C’est Internet qui permet cette évolution en accroissant drastiquement l’efficacité des relations interentreprises (tant pour la conception que pour la fabrication, la logistique, la distribution et le Service Après vente). Internet permet en effet de gagner sur les coûts des transactions, les délais, le suivi qualité (traçabilité), les stocks et en-cours avec trois avantages majeurs :
tout d’abord, un gain en flexibilité, car il est plus facile de stopper des commandes que de fermer une de ses propres usines (dans les faits une entreprise à droit de vie ou de mort sur ses fournisseur, mais n’a quasiment pas de pouvoir sur ses propres employés – Qui ne se souvient de Vilvoorde).
Ensuite une capacité plus grande à innover car l’entreprise peut prendre plus de risques dans le lancement de ses nouveaux produits (en effet en cas d’échec d’un produit l’impact sur les finances de l’entreprise est beaucoup plus limitée car elle n’a pas à supporter les coûts d’arrêt de production)
et enfin une limitation des besoins en capitaux, ce qui permet de concentrer ceux-ci sur le développement des nouveaux produits et la conquête de nouveaux marchés.
Il s’agit de ce fait d’une tendance lourde qui touche les principales entreprises (automobile, aéronautique, transport, équipements électroniques)
Contrairement à ce que l’on pourrait craindre cela ne se traduit pas obligatoirement par une incertitude plus grande pour les sous-traitants : Aujourd’hui, au niveau de la production d’une entreprise, les fluctuations sont dues, de façon cumulée, à la conjoncture générale et à la réussite des nouveaux modèles développés.
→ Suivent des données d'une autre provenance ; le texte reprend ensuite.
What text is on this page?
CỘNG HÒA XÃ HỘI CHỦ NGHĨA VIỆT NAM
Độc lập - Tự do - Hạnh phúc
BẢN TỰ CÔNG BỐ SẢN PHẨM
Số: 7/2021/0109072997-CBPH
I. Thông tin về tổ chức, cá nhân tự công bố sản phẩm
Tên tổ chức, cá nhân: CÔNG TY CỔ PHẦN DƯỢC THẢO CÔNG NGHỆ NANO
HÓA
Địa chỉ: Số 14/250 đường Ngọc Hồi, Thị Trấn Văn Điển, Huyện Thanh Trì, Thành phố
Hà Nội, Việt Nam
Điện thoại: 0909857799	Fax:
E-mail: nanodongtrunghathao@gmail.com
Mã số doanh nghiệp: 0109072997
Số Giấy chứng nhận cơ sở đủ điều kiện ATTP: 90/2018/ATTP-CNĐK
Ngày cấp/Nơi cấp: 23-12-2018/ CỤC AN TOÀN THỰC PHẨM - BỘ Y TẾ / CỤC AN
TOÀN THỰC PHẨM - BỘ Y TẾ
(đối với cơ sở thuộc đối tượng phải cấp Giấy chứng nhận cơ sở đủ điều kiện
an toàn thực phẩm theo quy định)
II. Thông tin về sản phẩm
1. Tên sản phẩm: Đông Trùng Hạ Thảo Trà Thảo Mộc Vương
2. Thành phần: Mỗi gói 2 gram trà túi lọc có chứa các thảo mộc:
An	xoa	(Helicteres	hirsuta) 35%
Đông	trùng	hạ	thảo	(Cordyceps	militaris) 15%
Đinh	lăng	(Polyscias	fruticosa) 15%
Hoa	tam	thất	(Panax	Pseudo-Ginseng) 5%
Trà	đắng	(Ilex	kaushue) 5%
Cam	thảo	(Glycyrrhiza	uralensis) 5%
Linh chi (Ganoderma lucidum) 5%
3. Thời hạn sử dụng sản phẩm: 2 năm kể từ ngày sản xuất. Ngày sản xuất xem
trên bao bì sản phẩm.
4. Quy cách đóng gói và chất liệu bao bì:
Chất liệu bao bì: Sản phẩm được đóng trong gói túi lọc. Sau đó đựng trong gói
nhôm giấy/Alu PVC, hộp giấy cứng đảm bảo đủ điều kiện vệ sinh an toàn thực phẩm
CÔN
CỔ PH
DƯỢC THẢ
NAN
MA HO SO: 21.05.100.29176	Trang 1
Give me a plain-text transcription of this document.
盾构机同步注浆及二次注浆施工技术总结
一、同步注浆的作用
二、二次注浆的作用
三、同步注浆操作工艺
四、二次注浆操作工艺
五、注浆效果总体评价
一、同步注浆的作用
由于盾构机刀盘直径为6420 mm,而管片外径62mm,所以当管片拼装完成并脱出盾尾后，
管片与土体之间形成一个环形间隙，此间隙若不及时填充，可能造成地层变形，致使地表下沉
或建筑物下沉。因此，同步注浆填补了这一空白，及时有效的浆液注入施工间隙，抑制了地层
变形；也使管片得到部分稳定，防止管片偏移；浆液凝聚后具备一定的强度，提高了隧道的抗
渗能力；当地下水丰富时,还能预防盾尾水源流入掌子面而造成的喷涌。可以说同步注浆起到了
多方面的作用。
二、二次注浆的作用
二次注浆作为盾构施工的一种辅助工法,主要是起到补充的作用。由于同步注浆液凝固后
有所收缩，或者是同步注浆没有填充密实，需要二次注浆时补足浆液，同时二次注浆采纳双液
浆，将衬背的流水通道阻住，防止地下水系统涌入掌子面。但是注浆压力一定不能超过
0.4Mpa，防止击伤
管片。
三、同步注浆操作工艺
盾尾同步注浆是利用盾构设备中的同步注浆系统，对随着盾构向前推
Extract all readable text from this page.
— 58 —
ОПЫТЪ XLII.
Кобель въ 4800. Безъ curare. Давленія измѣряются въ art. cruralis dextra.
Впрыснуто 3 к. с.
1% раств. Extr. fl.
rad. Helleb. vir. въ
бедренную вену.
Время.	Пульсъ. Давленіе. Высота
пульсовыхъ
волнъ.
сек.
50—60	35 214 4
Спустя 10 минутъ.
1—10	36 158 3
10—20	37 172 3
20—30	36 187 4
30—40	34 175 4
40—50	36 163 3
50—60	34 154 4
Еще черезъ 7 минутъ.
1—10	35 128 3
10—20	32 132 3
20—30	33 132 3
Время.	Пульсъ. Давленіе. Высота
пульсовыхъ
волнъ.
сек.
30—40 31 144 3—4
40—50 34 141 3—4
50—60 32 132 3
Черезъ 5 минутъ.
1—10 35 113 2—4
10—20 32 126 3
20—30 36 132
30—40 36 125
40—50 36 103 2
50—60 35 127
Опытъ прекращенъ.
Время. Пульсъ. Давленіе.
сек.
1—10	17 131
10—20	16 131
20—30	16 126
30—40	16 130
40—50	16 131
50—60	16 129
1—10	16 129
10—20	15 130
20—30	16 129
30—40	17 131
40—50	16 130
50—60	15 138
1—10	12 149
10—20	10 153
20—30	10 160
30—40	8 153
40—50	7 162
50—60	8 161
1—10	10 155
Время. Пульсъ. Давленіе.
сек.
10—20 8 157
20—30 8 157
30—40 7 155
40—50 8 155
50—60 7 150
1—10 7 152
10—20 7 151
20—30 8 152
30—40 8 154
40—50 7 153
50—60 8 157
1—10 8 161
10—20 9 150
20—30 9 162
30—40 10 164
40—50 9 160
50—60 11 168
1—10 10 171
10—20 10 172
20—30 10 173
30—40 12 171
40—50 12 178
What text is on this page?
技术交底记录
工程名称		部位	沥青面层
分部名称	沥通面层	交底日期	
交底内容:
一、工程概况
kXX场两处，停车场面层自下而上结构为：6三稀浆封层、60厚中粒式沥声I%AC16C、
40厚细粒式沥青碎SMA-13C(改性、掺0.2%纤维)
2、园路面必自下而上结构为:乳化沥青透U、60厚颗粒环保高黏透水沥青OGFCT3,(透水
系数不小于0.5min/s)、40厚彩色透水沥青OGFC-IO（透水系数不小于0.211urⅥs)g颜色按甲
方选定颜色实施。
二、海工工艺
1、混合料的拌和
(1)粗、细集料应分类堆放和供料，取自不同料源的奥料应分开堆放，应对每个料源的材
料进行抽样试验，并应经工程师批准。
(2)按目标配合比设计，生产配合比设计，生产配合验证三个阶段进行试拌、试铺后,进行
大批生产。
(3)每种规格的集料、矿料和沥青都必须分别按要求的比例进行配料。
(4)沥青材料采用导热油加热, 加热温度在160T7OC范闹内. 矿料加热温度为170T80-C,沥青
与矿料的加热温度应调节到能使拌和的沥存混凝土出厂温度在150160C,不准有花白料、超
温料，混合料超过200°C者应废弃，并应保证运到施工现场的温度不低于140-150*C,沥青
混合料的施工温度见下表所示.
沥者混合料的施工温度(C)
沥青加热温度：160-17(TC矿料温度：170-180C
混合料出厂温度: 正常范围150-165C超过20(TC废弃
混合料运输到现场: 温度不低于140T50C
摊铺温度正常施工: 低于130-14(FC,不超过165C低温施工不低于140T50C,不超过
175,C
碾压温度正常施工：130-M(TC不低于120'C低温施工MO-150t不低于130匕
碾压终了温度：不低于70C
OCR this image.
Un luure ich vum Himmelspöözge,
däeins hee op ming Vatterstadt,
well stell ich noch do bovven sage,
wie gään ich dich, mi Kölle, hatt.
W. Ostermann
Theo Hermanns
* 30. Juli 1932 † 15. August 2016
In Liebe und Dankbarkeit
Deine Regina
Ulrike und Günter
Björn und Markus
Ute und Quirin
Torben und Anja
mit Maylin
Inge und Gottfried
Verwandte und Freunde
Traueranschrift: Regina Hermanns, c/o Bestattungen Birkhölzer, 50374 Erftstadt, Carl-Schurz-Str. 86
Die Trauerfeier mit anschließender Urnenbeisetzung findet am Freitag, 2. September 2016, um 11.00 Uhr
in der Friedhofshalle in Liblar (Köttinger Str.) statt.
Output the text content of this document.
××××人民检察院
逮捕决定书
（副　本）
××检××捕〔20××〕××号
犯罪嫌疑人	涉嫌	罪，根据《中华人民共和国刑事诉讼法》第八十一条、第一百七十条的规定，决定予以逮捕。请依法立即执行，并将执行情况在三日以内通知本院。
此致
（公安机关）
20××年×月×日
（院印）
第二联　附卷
Avec les « fabless companies » les sous-traitants travaillent pour toutes les entreprises d’un même secteur (tous les équipementiers téléphoniques, mais aussi les micro-ordinateurs, consoles de jeu, imprimantes, décodeurs, routeurs …)
Ces soustraitants (comme Solectron (US), Flextronic (Singapour) Celestica (Canada) sont maintenant souvent de gigantesques entreprises multinationales : en 2000 Solectron comptait 120.000 salariés)
L’organisation « Fabless » dissociant les aléas dus à la conjoncture et ceux liés à la réussite d’un nouveau produit permet donc un fonctionnement optimisé de l’outil de production au niveau global
Mais une évolution qui conduit à la « stratégie du lombric »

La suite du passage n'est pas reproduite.